@joystick.js/db
I think it's time to do this. It makes a lot of sense to build a simple but reasonably-scalable database into Joystick. Something that's natively Node.js/JS and handles the majority of database queries you'd execute.
The goal is to build this with a query language similar to MongoDB so that writing queries feels like writing code. It should also be able to run on fairly inexpensive hardware, so you could scale up a cluster on some cheap DO Droplets.
See the wishlist in your local repo for notes on features.
If everything works fairly well, goal is to make this the default DB for Joystick > MongoDB. Something that a SaaS developer could starting using and growing their app without thinking too much about it. Have a simple CLI that makes it easy to import/export data in formats that can quickly be migrated to another database if scale requires it.
Thinking about this a bit more. I think a better way to approach this is to just have it be an in-memory database that just lives inside of Joystick. So, instead of trying to build yet-another-database, have it be a lightweight DB that loads into memory but can persist to disk (think a simple version of Redis but with the querying power of MongoDB).
Why? Most apps don't generate a massive footprint. Even with millions of documents, you may only ever use a few hundred MB's of data. There's an opportunity here to make it so that you can use Joystick DB as an in-memory store and then "sync" data quietly in the background to disk (and/or offer an on_write hook that lets devs offload data to a third-party database like MongoDB or PostgreSQL).
The goal would be to give devs a lightning-fast database with a nice query language, but without the overhead of wiring together Redis and another database.
The only thing I want to keep in mind is that if necessary, you should be able to run a Joystick app with this DB installed and use that as your database server (i.e., roll it out on a VPS with a good chunk of memory). Just need to think about how you could do this with minimal effort (e.g., via the config.databases array in your settings.env.json file).

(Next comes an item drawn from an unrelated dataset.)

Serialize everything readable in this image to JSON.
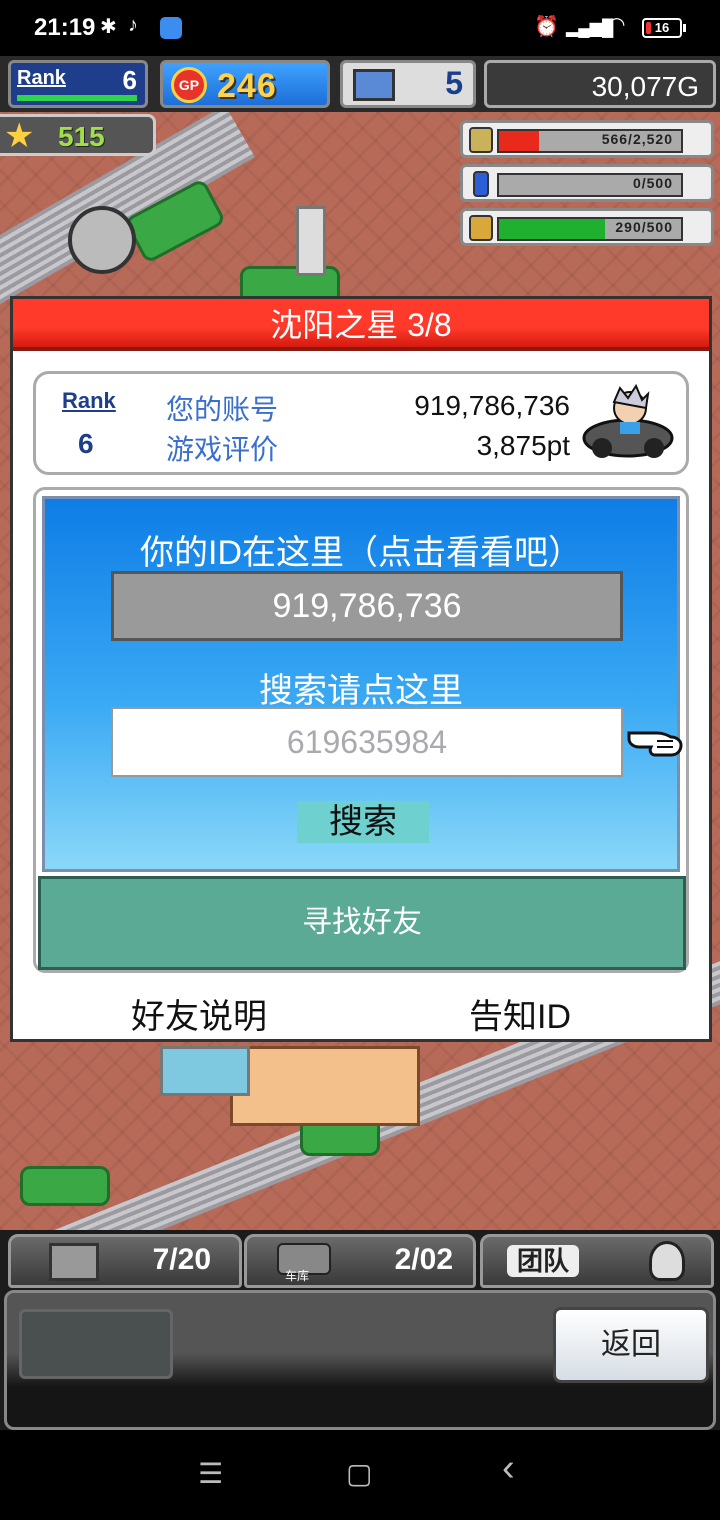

I'm really warming up to the idea of having just an in-memory store with a persistence layer and then having really simple/easy APIs for doing backup restore. At the end of the day, that's really what you care about: it's fast and you don't lose data (and if there is a crisis, recovery is fast/simple).
To make this a really clean DX, I want to make it so that Joystick automatically "starts" the database if this is declared in their env settings. When doing so, Joystick should leverage the .joystick/data folder like .joystick/data/joystick_<env> (where joystick is the name of the db and <env> is either development, staging, or production).
Then, in the settings env file, you could set an option like replicate_to and pass an array of strings like ['staging', 'production'] that could identify copy targets for data in the current env:
{
"config": {
"databases": [
{
"provider": "joystick",
"users": true,
"options": {
"replicate_to": ["staging", "production"]
}
}
],
"i18n": {
"defaultLanguage": "en-US"
},
"middleware": {},
"email": {
"from": "",
"smtp": {
"host": "",
"port": 587,
"username": "",
"password": ""
}
}
},
"global": {},
"public": {},
"private": {}
}
This is coming to mind again. I think the best way to think about this idea is that it's a simple, in-memory database with a query language similar to MongoDB. It also can have hooks so that when you write to the cache, you can hook into another database to persist it. So, you write your queries with Joystick DB, but ultimately, still persist data in your DB of choice.
Why this makes sense: it's an incredible performance trick. Because we're effectively just reading/writing from a cache, our basic UX is really fast but with hooks, we don't have to worry about data not being persisted. We could even have an option on_write_preference that can be either 'memory' (default) or 'disk' such that if it's 'disk', we write to the disk first and then the in-memory store.